Itulah sebabnya cerpennya kadang mengambil judul-judul konseptual seperti “Pohon Sunyi” yang ia “rumuskan” sebagai: “sebuah bayang misterius. Letaknya di wilayah bayang khayal pikiran manusia. Sulit menemukan denahnya dengan pasti. Kadang mampu tertangkap utuh. Bayangnya seperti berada di pohon sunyi. Ruang misteri tempat berdialog dengan sunyi. Tempat manusia mencari jati diri.”
Persfektif Novel
Novel Parsua, Sembilu dalam Taman (2014), merupakan trilogi novela: “Hidup di Dunia”, “Sembilu dalam Taman”, “Abu dan Debu”. Ketiganya disatukan dengan judul utama yang diambil dari satu bagian yang pernah terbit secara solo tahun 1986. Novel ini berkisah tentang perjalanan hidup I Gusti Made Lodra, pemuda bangsawan Bali, dalam memburu cinta sejati. Cintanya dengan Artini, yang ia amsal sebagai gadis masa depannya, kandas di tangan orang tuanya sendiri. Menariknya, kegagalan itu bukan lantaran campur tangan keluarga besar Lodra yang notabene dari lingkungan Puri Mengwi, namun penolakan dari ibu Artini yang merupakan keluarga biasa.
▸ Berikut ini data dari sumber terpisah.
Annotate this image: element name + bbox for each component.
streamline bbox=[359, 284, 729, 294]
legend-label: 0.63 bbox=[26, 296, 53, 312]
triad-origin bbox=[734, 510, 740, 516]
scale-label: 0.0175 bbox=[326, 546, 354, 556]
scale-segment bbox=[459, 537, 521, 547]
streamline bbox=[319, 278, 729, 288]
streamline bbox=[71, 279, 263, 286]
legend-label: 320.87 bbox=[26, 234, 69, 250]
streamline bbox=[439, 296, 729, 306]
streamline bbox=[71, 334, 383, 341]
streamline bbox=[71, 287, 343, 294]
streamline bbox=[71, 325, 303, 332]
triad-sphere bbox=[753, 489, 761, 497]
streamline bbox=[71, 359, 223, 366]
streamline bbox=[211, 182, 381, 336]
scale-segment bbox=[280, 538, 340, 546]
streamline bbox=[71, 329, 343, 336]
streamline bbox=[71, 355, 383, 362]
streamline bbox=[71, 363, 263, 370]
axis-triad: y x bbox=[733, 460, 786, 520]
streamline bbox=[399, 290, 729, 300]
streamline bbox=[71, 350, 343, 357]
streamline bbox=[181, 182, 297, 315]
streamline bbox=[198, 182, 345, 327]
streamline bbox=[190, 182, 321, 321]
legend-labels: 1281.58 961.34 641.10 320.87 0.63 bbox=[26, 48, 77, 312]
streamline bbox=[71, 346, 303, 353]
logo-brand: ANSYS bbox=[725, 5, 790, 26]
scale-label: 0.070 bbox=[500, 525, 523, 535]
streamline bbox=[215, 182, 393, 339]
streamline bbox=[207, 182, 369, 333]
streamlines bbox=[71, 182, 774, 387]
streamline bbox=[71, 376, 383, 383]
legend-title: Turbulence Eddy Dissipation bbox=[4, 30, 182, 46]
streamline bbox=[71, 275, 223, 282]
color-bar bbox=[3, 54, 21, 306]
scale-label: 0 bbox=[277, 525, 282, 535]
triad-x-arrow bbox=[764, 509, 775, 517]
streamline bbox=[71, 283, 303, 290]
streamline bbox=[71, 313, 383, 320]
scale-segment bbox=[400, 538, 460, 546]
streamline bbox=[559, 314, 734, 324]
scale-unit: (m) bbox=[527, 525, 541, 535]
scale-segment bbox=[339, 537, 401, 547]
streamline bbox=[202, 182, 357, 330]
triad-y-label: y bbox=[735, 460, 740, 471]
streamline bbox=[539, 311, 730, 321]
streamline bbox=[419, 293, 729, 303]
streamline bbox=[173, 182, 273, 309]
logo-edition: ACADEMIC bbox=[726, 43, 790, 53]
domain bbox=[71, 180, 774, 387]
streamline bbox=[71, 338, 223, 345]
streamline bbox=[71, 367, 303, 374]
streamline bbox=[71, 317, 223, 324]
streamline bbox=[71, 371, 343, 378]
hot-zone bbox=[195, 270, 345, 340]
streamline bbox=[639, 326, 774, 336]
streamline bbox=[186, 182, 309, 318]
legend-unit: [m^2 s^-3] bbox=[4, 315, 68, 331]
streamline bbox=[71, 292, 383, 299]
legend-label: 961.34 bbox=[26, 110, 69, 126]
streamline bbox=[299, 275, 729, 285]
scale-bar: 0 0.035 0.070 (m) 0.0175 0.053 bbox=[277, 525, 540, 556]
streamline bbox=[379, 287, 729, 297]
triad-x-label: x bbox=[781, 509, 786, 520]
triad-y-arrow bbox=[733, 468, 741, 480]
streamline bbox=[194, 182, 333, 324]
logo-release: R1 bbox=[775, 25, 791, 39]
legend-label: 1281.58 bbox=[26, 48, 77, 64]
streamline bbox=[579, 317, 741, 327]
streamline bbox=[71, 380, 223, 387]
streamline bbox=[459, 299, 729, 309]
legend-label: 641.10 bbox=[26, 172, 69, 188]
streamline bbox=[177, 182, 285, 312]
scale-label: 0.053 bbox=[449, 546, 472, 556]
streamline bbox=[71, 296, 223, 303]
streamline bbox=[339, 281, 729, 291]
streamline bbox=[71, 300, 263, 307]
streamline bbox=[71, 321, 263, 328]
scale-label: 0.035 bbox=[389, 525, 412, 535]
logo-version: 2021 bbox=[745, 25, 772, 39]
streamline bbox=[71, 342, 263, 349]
Ini tentu persfektif unik. Lazimnya, cerita dengan latar bangsawan, dalam soal pilihan hidup si anak, campur tangan pihak si darah birulah yang selalu dominan. Tapi ini tidak. Keluarga Artini, dari kalangan rakyat biasa, justru tegas menolak. Penolakan keras itu pun datang dari sang ibu, sosok perempuan yang dalam banyak kisah suaranya kerap tenggelam dalam dunia patriarkal. Dan penolakan itu pun bukan karena kecemasan psikologis tentang ketidaksetaraan, melainkan karena ketidaksenangan sang ibu melihat sikap Lodra yang seenaknya dan tak bertanggung jawab.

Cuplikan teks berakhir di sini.